Your daughter tells you that her new boyfriend works for the KGB and you ask if he can get you an autograph


You refuse to let your son bring Dante’s “The Devine Comedy” into the house because it brings up too many bad memories.


You refuse to attend your daughters wedding because the bridesmaids are wearing purple.


You cringe every time you hear the song “Born Free” because it reminds you of Lions.


Your chest swells with pride every time Wile E. Coyote pulls out a rocket launcher from the ACME rocket launcher company.


You honestly could not care less what GHS stands for.


You lobby the NFL to give the Packers a Thanksgiving Day game every year because what the hell, it’s a holiday and you have to be at home with the relatives anyway and you can’t be out in the woods deer hunting so there might as well be a game on TV that is worth watching.


You get infuriated every February because “It is Lombardi’s trophy after all”

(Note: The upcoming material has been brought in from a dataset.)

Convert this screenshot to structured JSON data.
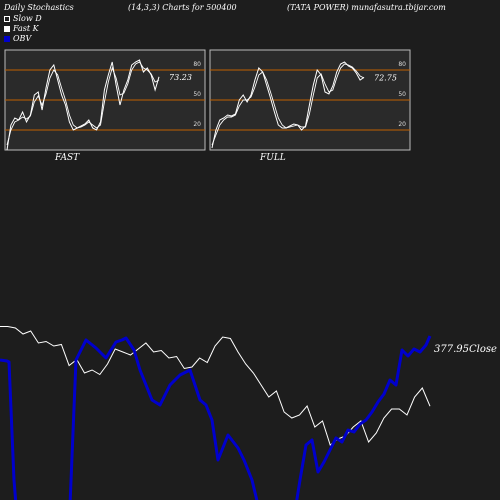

You deny your Scandinavian heritage because that’s where those damned vikings came from.


You would be caught dead in a Ford.


You realize that many of these comments are making fun of you but you have enough class to know that it’s all in fun and you can laugh at yourself now and then.


You never get tired of listening to vikings fans whine and you never fail to offer them a little cheese to go with it.

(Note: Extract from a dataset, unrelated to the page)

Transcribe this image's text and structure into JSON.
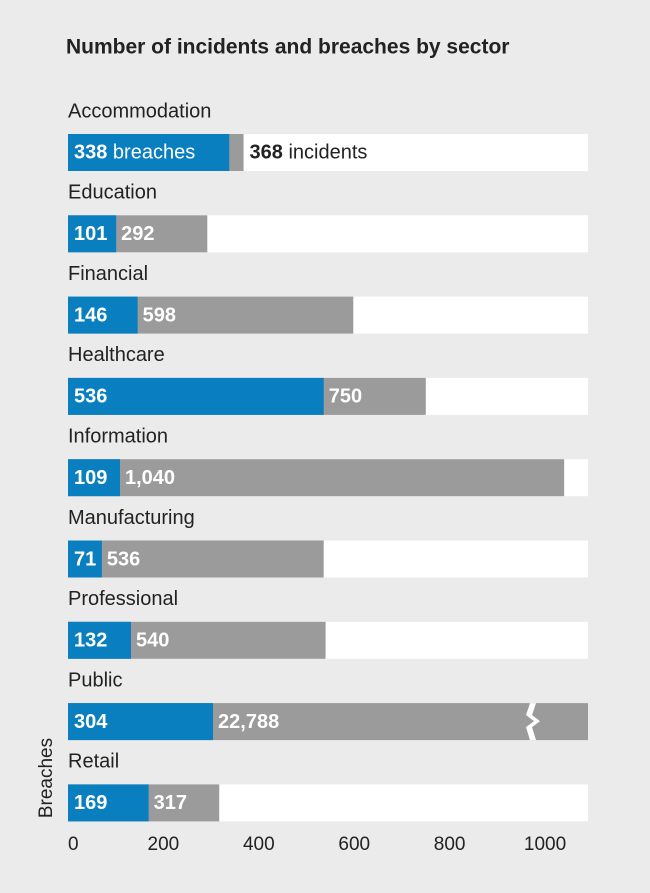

You admit that Illinois and Michigan would not be so bad if it weren’t for the Bears and Lions but that no matter what, Minnesota would still suck.

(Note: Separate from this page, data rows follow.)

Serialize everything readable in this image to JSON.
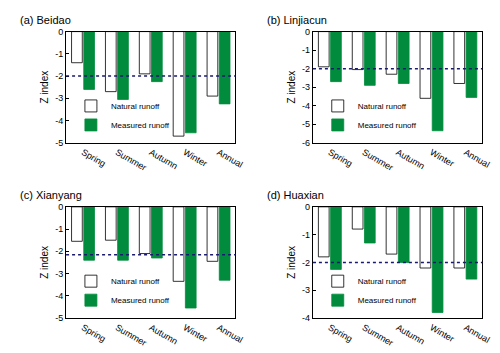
{
  "chart_data": [
    {
      "type": "bar",
      "title": "(a) Beidao",
      "y_label": "Z index",
      "categories": [
        "Spring",
        "Summer",
        "Autumn",
        "Winter",
        "Annual"
      ],
      "series": [
        {
          "name": "Natural runoff",
          "color": "#ffffff",
          "values": [
            -1.4,
            -2.7,
            -1.9,
            -4.7,
            -2.9
          ]
        },
        {
          "name": "Measured runoff",
          "color": "#008c3c",
          "values": [
            -2.6,
            -3.05,
            -2.25,
            -4.55,
            -3.25
          ]
        }
      ],
      "ylim": [
        -5,
        0
      ],
      "yticks": [
        0,
        -1,
        -2,
        -3,
        -4,
        -5
      ],
      "legend": "lower left",
      "threshold": {
        "value": -2,
        "color": "#1a1a6e",
        "line_style": "dotted"
      }
    },
    {
      "type": "bar",
      "title": "(b) Linjiacun",
      "y_label": "Z index",
      "categories": [
        "Spring",
        "Summer",
        "Autumn",
        "Winter",
        "Annual"
      ],
      "series": [
        {
          "name": "Natural runoff",
          "color": "#ffffff",
          "values": [
            -1.9,
            -2.05,
            -2.3,
            -3.6,
            -2.8
          ]
        },
        {
          "name": "Measured runoff",
          "color": "#008c3c",
          "values": [
            -2.7,
            -2.9,
            -2.8,
            -5.35,
            -3.55
          ]
        }
      ],
      "ylim": [
        -6,
        0
      ],
      "yticks": [
        0,
        -1,
        -2,
        -3,
        -4,
        -5,
        -6
      ],
      "legend": "lower left",
      "threshold": {
        "value": -2,
        "color": "#1a1a6e",
        "line_style": "dotted"
      }
    },
    {
      "type": "bar",
      "title": "(c) Xianyang",
      "y_label": "Z index",
      "categories": [
        "Spring",
        "Summer",
        "Autumn",
        "Winter",
        "Annual"
      ],
      "series": [
        {
          "name": "Natural runoff",
          "color": "#ffffff",
          "values": [
            -1.55,
            -1.5,
            -2.1,
            -3.35,
            -2.45
          ]
        },
        {
          "name": "Measured runoff",
          "color": "#008c3c",
          "values": [
            -2.4,
            -2.4,
            -2.3,
            -4.55,
            -3.3
          ]
        }
      ],
      "ylim": [
        -5,
        0
      ],
      "yticks": [
        0,
        -1,
        -2,
        -3,
        -4,
        -5
      ],
      "legend": "lower left",
      "threshold": {
        "value": -2.15,
        "color": "#1a1a6e",
        "line_style": "dotted"
      }
    },
    {
      "type": "bar",
      "title": "(d) Huaxian",
      "y_label": "Z index",
      "categories": [
        "Spring",
        "Summer",
        "Autumn",
        "Winter",
        "Annual"
      ],
      "series": [
        {
          "name": "Natural runoff",
          "color": "#ffffff",
          "values": [
            -1.8,
            -0.8,
            -1.7,
            -2.2,
            -2.2
          ]
        },
        {
          "name": "Measured runoff",
          "color": "#008c3c",
          "values": [
            -2.25,
            -1.3,
            -2.0,
            -3.8,
            -2.6
          ]
        }
      ],
      "ylim": [
        -4,
        0
      ],
      "yticks": [
        0,
        -1,
        -2,
        -3,
        -4
      ],
      "legend": "lower left",
      "threshold": {
        "value": -2,
        "color": "#1a1a6e",
        "line_style": "dotted"
      }
    }
  ]
}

You used to hate Ed Asner until someone pointed out that he played Lou Grant. Now he is not so bad.


You would consider naming your son Tobin.


Even though they were pretty funny you still have a hard time watching some of those old Saturday Night Live re-runs. (Again, I have no idea the significance of this one but I can assure you it does have relevance. I just have to figure it out what it is. Oh yeah, the superfans Da Bears)


It kills you to admit that Walter Payton just may have been the best running back ever, and it’s even worse when you have to consider Barry Sanders as well, but then it gets all better when you remember Jim Brown.


You can’t remember the name of your daughters first grade teacher but you know who played 2nd string guard for the 1933 Packers championship team.


Tittletown … Need I say more.


Whenever someone mentions the 1985 Bears you stick your fingers in your ears and repeat the phrase “na na na na I can’t hear you”



YOU KNOW ITS 2008 IN WISCONSIN WHEN …


… Brett becomes the number one name for male babies born in the state in 2008. For females it becomes number three.


… March 11th 2008 officially replaces December 7th 1941 as the “Date which will live in infamy” in all state used history books.


… 2008 is designated as a “time of mourning”


… The riding lawn mower is designated as the official mode of transportation.


… The donning of a cheesehead hat is now required for all members of the legal profession before they can enter a courtroom.


… The entire state retires the number “4” making it against the law to use it in any form of communication under the punishment of banishment to Illinois.


… “We still have the best quarterback in the NFC North” becomes the new state motto.


… The state flag is replaced with one bearing a remarkable resemblance to a wedge of cheese bearing a large letter “G”


… All judges are heretofore to be referred to as “Your Favreor”


… All vehicles displaying a Green Bay Packer car flag are ordered to be driven at half speed.


… McCarthy officially replaces Sherman as the second most popular last name of a head coach named Mike.


… It is announced that in the future, all Packers head coaches will have Roman numerals placed after their first names. Kind of like the Kings of England, or the Popes, which is only fitting since most Packers fans have a higher regard for most of the coaches than the Kings or the Popes.


… Every Sesame Street episode is brought to you by the letter “G” and the number “4”


… A referendum to move the State Capitol from Madison to Green Bay was defeated by 132 votes. Kiln, MS received 17 write in votes.



















YOU KNOW YOU ARE A FOOTBALL FAN WHEN …


… You become an atheist so you don’t have to go to church on Sundays and miss the pregame.


… Your solution to every problem is to punt.


… Your motorcycle helmet has a face mask.


… The phrase “24-7” means something entirely different to you.